I went to a Titanic exhibition at the MOSI a good few years back, and was horribly jarred stepping from the room listing all the names of the dead, through to the gift shop. The issue there was in the main part going from a somber, well presented, touching area, directly into a brightly lit, brightly coloured, overly commercially aware space. There was also issue though with some rather odd choices of merchandise, such as the iceberg ice tray. Nice.
It looks as though the choices at the 9/11 site are there to help visitors further learn about the event, act as mementoes of their visit to a powerful site, and provide a form of support (the Virgil quote jewellery is especially touching)
There are some choices I find a little unusual, like a plush search and rescue dog, which feels like the product purchaser was trying to find something for small kids to demand from their parents.

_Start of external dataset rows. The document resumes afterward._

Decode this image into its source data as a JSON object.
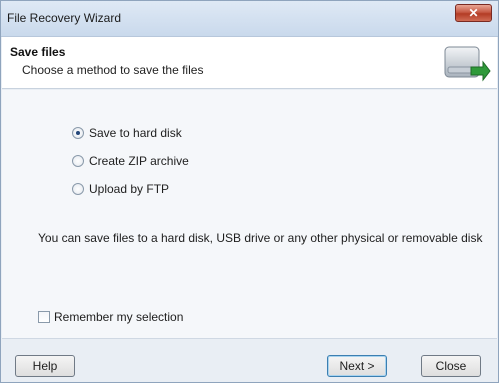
{
  "window": {
    "title": "File Recovery Wizard"
  },
  "header": {
    "title": "Save files",
    "subtitle": "Choose a method to save the files",
    "icon": "hard-disk-export-icon"
  },
  "options": [
    {
      "label": "Save to hard disk",
      "checked": true
    },
    {
      "label": "Create ZIP archive",
      "checked": false
    },
    {
      "label": "Upload by FTP",
      "checked": false
    }
  ],
  "info": "You can save files to a hard disk, USB drive or any other physical or removable disk",
  "remember": {
    "label": "Remember my selection",
    "checked": false
  },
  "buttons": {
    "help": "Help",
    "next": "Next >",
    "close": "Close"
  },
  "colors": {
    "title_bar": "#c9d9ec",
    "close_button": "#c75a45",
    "accent": "#3c7fb1"
  }
}
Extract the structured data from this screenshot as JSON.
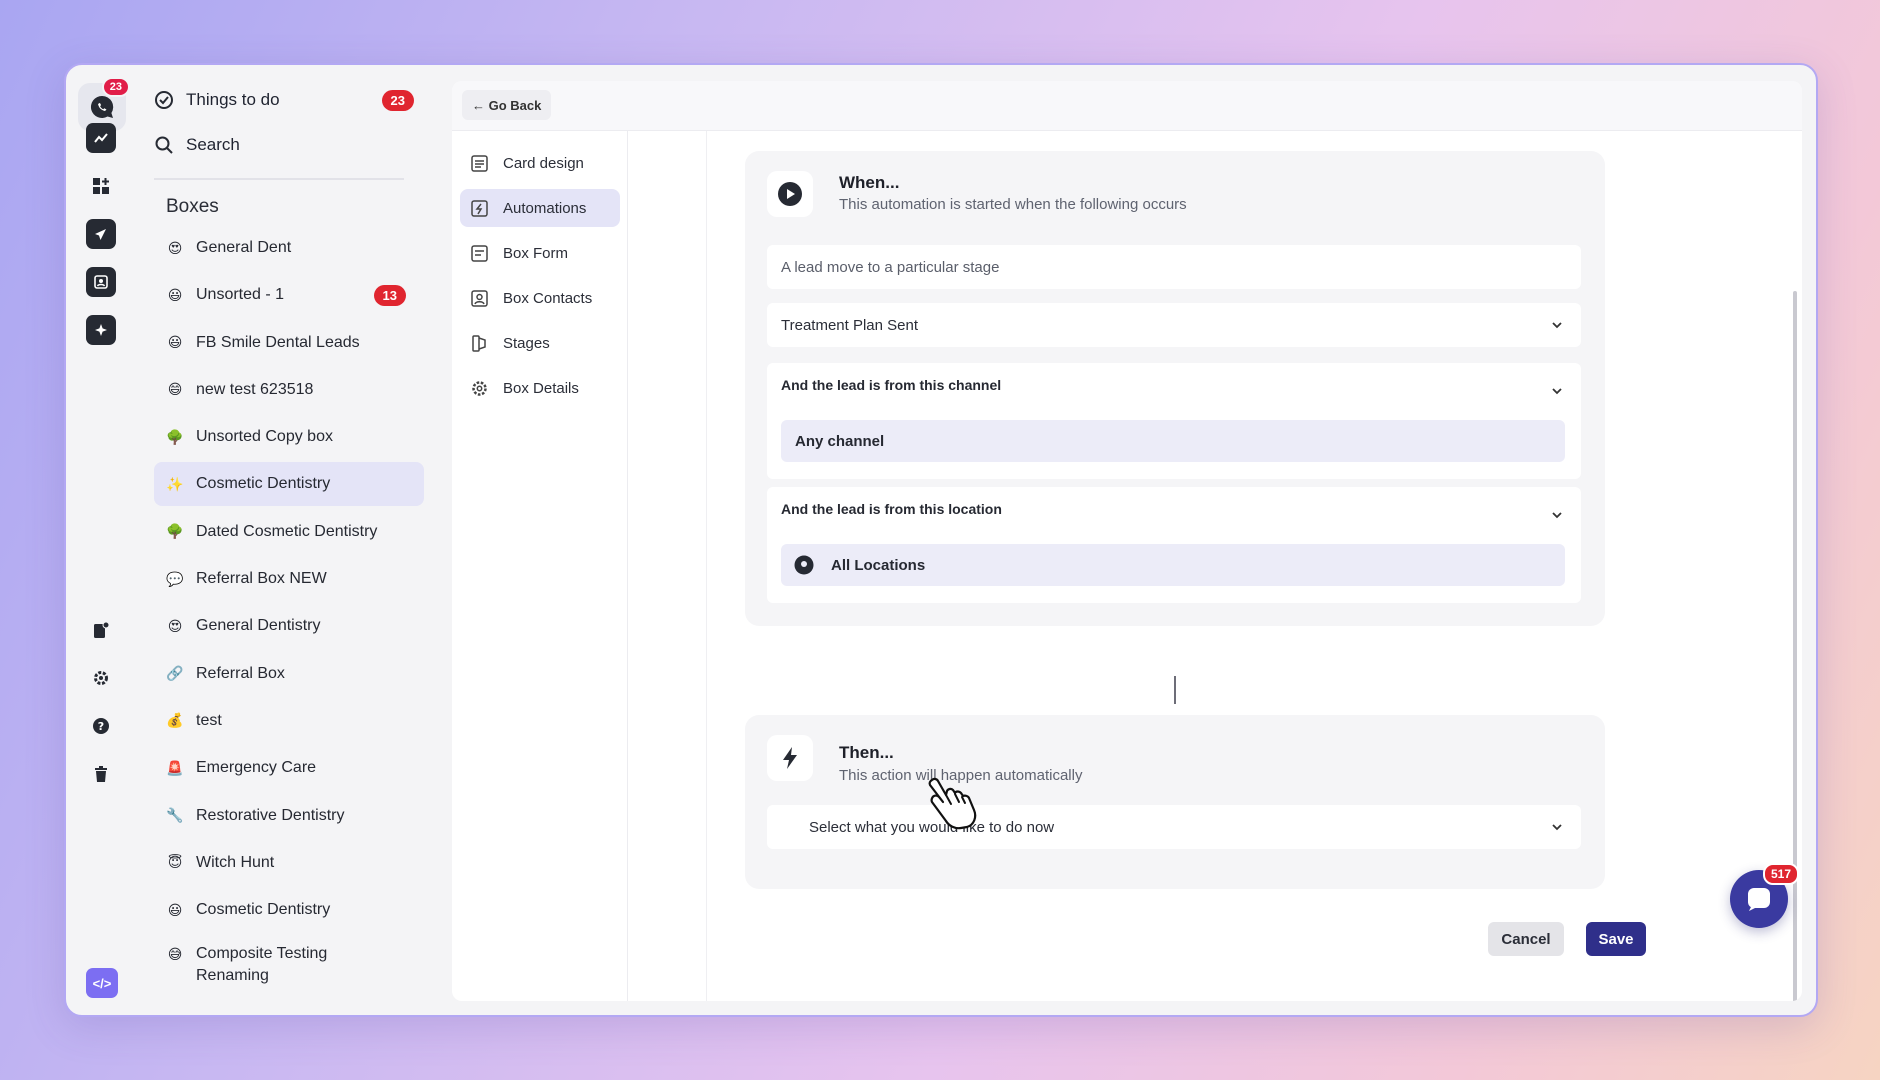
{
  "rail": {
    "logo_badge": "23",
    "code_label": "</>",
    "icons": [
      "analytics-icon",
      "dashboard-icon",
      "send-icon",
      "contacts-icon",
      "sparkle-icon",
      "clipboard-settings-icon",
      "gear-icon",
      "help-icon",
      "trash-icon"
    ]
  },
  "nav": {
    "things_to_do": {
      "label": "Things to do",
      "count": "23"
    },
    "search": {
      "label": "Search"
    },
    "boxes_title": "Boxes",
    "boxes": [
      {
        "emoji": "😍",
        "label": "General Dent",
        "count": ""
      },
      {
        "emoji": "😃",
        "label": "Unsorted - 1",
        "count": "13"
      },
      {
        "emoji": "😃",
        "label": "FB Smile Dental Leads",
        "count": ""
      },
      {
        "emoji": "😄",
        "label": "new test 623518",
        "count": ""
      },
      {
        "emoji": "🌳",
        "label": "Unsorted Copy box",
        "count": ""
      },
      {
        "emoji": "✨",
        "label": "Cosmetic Dentistry",
        "count": ""
      },
      {
        "emoji": "🌳",
        "label": "Dated Cosmetic Dentistry",
        "count": ""
      },
      {
        "emoji": "💬",
        "label": "Referral Box NEW",
        "count": ""
      },
      {
        "emoji": "😍",
        "label": "General Dentistry",
        "count": ""
      },
      {
        "emoji": "🔗",
        "label": "Referral Box",
        "count": ""
      },
      {
        "emoji": "💰",
        "label": "test",
        "count": ""
      },
      {
        "emoji": "🚨",
        "label": "Emergency Care",
        "count": ""
      },
      {
        "emoji": "🔧",
        "label": "Restorative Dentistry",
        "count": ""
      },
      {
        "emoji": "😇",
        "label": "Witch Hunt",
        "count": ""
      },
      {
        "emoji": "😃",
        "label": "Cosmetic Dentistry",
        "count": ""
      },
      {
        "emoji": "😅",
        "label": "Composite Testing Renaming",
        "count": ""
      }
    ]
  },
  "topbar": {
    "go_back": "← Go Back"
  },
  "subnav": {
    "items": [
      {
        "label": "Card design"
      },
      {
        "label": "Automations"
      },
      {
        "label": "Box Form"
      },
      {
        "label": "Box Contacts"
      },
      {
        "label": "Stages"
      },
      {
        "label": "Box Details"
      }
    ]
  },
  "when": {
    "title": "When...",
    "subtitle": "This automation is started when the following occurs",
    "trigger": "A lead move to a particular stage",
    "stage": "Treatment Plan Sent",
    "channel_label": "And the lead is from this channel",
    "channel_value": "Any channel",
    "location_label": "And the lead is from this location",
    "location_value": "All Locations"
  },
  "then": {
    "title": "Then...",
    "subtitle": "This action will happen automatically",
    "action_placeholder": "Select what you would like to do now"
  },
  "actions": {
    "cancel": "Cancel",
    "save": "Save"
  },
  "chat": {
    "badge": "517"
  },
  "colors": {
    "accent": "#2f2f8a",
    "badge": "#e0252f",
    "active_bg": "#e4e4f7"
  }
}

Largely though everything seems to match the themes of somber commemoration and pride in continuation, mixed in with that particularly American respect for their services (NYPD etc)
Design is a mix of tasteful graphics and photographs, remembering the site beforehand, icons selected as points for memorial, such as trees.

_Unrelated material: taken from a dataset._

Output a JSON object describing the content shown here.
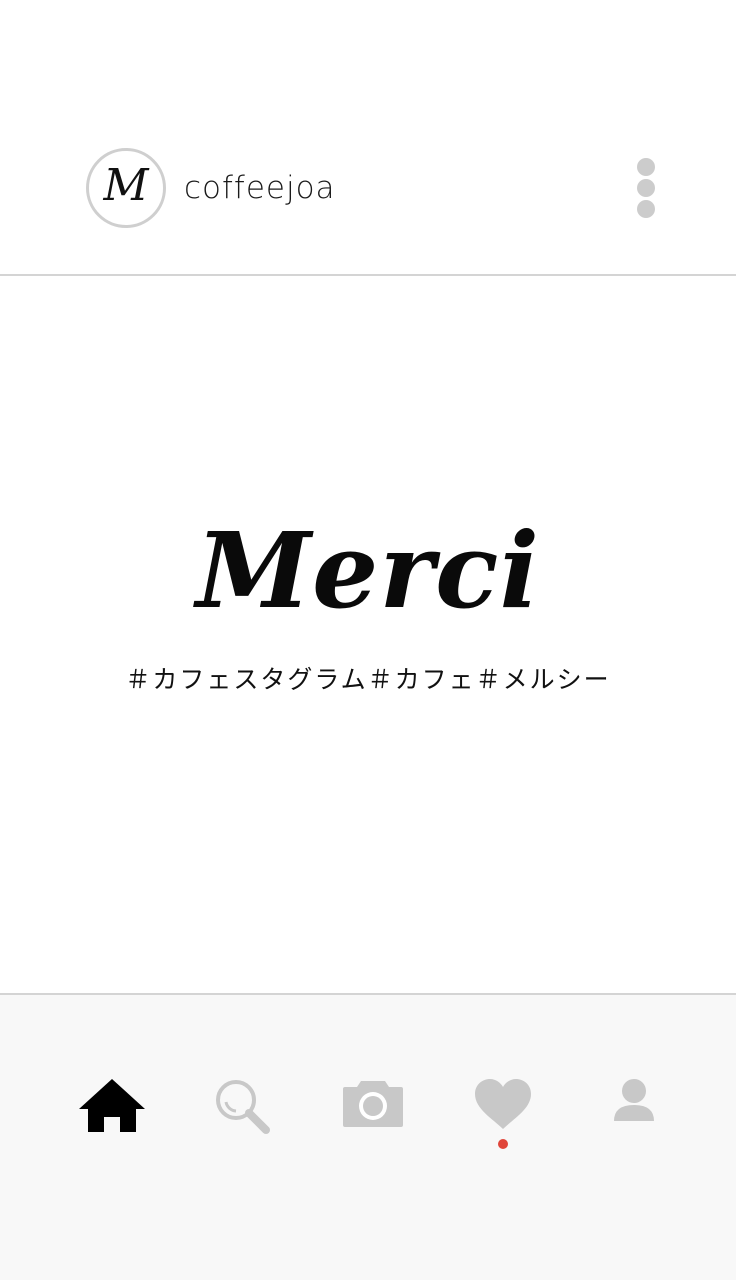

The money goes to help support the maintenance of the free memorial, subsidize the venue remaining open and provision of education and support, so it's not any form of fast buck.

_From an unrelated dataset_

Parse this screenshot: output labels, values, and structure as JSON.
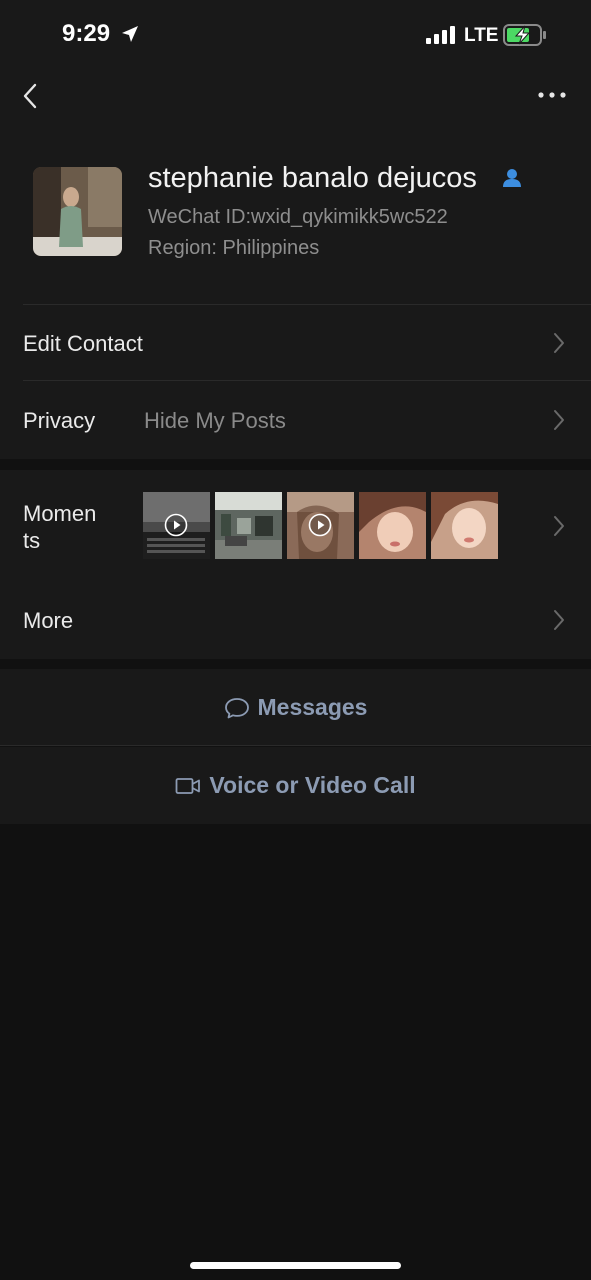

Knowing that purchases help further their causes makes the carefully selected merchandise even more palatable. Their mission statements are as cheesy as one can expect from that ilk of thing, but understandably so.
May the lives remembered, the deeds recognized, and the spirit reawakened be eternal beacons, which reaffirm respect for life, strengthen our resolve to preserve freedom, and inspire an end to hatred, ignorance and intolerance.
I can't find much fault with the store as shown online, and the venue itself I can't comment on, if it offers a suitable space or jars as badly as Titanic did for me.
I expected to view the store online and feel disgusted or confused about product and design choices. Yet, leaving aside the issues around the museum itself, the merchandise seems wholly appropriate when you take a step back and switch gear mentally into 'American'.
If some of the choices in their store seem cash minded, remember that without irony, and more so than cold hearted commercialism, it's driven by genuine national pride and the desire to express solidarity with the victims both dead and living.